The gigantic scale of Davidson’s paintings acts like a magnifying mirror, but rather than merely emphasizing imperfection, Davidson’s close-ups demonstrates the absolute humanity of his subjects, and the Monarch is no exception.

Her skin is lined, her eyes a little watery, flesh folds around the mouth. But unlike the Freud which was, many thought, a savage allegory on the fallibility of the Queen’s human form as opposed to her role as the Crown, Davidson’s piece is a more tender and compassionate piece of work.

The extraordinary scale of the painting is striking, and, as Davidson says, it means, “You can’t evade the face, you can’t avoid it. Whenever it’s that scale and that size and you’re in close quarters with it, it’s not something that you can miss.

“I want to paint everybody as an equal human being. That’s what my practice has been about. And whenever you’re painting a human face at that scale as an artist you’re allowing it to become something else. It becomes landscape, a sort of landscape of the face.”

And of that landscape of that particular face, the Queen’s face, what really stood out to him?

“As a human being, you’re just aware that somebody who is 90 years old has a lifetime of experience. The wisdom that she’s built up through those experiences, through that life, that is certainly part of the landscape of the face.

“As I was talking to the Queen, and she was talking to me, I became very aware of her wit, so I didn’t want this to be a portrait which was in any way somber. So I caught the moment when I felt she was just about to break into a smile.
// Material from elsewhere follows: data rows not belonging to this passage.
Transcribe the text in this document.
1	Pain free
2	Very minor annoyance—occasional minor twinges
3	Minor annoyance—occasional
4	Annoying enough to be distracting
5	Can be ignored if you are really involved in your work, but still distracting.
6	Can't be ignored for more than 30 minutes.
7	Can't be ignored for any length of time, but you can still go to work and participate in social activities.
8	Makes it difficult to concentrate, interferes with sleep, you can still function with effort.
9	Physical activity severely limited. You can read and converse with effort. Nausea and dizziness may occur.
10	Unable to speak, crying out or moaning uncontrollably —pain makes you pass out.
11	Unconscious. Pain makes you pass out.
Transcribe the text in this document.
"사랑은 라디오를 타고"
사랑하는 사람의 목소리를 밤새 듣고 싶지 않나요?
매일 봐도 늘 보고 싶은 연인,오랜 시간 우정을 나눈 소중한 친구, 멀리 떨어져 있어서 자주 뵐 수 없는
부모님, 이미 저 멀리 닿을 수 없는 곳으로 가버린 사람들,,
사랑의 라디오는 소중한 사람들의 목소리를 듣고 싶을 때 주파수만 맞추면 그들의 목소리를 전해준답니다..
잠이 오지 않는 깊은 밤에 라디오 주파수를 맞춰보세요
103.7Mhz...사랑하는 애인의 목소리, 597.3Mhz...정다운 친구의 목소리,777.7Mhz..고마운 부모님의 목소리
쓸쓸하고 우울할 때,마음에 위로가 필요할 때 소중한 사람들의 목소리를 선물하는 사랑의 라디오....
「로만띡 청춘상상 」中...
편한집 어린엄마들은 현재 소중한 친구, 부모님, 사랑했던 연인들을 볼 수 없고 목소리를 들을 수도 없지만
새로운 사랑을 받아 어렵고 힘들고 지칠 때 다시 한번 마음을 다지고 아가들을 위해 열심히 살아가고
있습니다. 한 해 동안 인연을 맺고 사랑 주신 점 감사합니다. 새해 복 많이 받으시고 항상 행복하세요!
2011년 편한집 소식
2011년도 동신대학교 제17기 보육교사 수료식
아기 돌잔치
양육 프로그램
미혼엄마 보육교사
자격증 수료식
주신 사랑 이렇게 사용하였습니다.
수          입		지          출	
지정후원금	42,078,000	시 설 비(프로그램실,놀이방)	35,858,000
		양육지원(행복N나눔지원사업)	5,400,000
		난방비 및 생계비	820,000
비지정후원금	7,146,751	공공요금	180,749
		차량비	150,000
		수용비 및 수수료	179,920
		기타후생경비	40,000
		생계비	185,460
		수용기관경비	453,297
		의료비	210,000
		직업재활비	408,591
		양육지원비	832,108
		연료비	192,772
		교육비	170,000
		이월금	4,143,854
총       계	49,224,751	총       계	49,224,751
“That happened a lot, throughout the sitting itself. And that was why that was the moment I chose to paint.”

Often we think of portraiture as being a kind of composite image of many hours spent with the sitter, but Davidson seems to regard his picture as more photographic in nature, a snapshot in time.

“My work is nearly the antithesis of classical portraiture,” he says, “With classical portraiture, particularly if you look at the royal portraits pre-photography, you know, we are told very much as viewers what to think.

“Often, the sitter is looking—maybe on horseback or standing or whatever—directly at us in the middle of the engagement. The sitter is aware that we are in the room, the sitter is aware that we are looking at them.

“My work is the opposite. In my painting of the Queen; the Queen is unaware of us being in the room. The Queen is unaware of us being there. So, we are in some ways, possibly intruding on private thought, we are witness to the sitter as she is, in her own time, with her thoughts.”

Davidson was given about two hours ‘face time’ with the Queen, and employed a small camera in a fixed position operated by “a little remote control” as an aide memoire.

“I make about 20 or 30, very quick, shorthand drawings; they are just little automatic drawings of the sitter,” says Davidson. “She didn’t have to pose or give me her best side. It was just simply about me getting to see the nuances of how the face works.”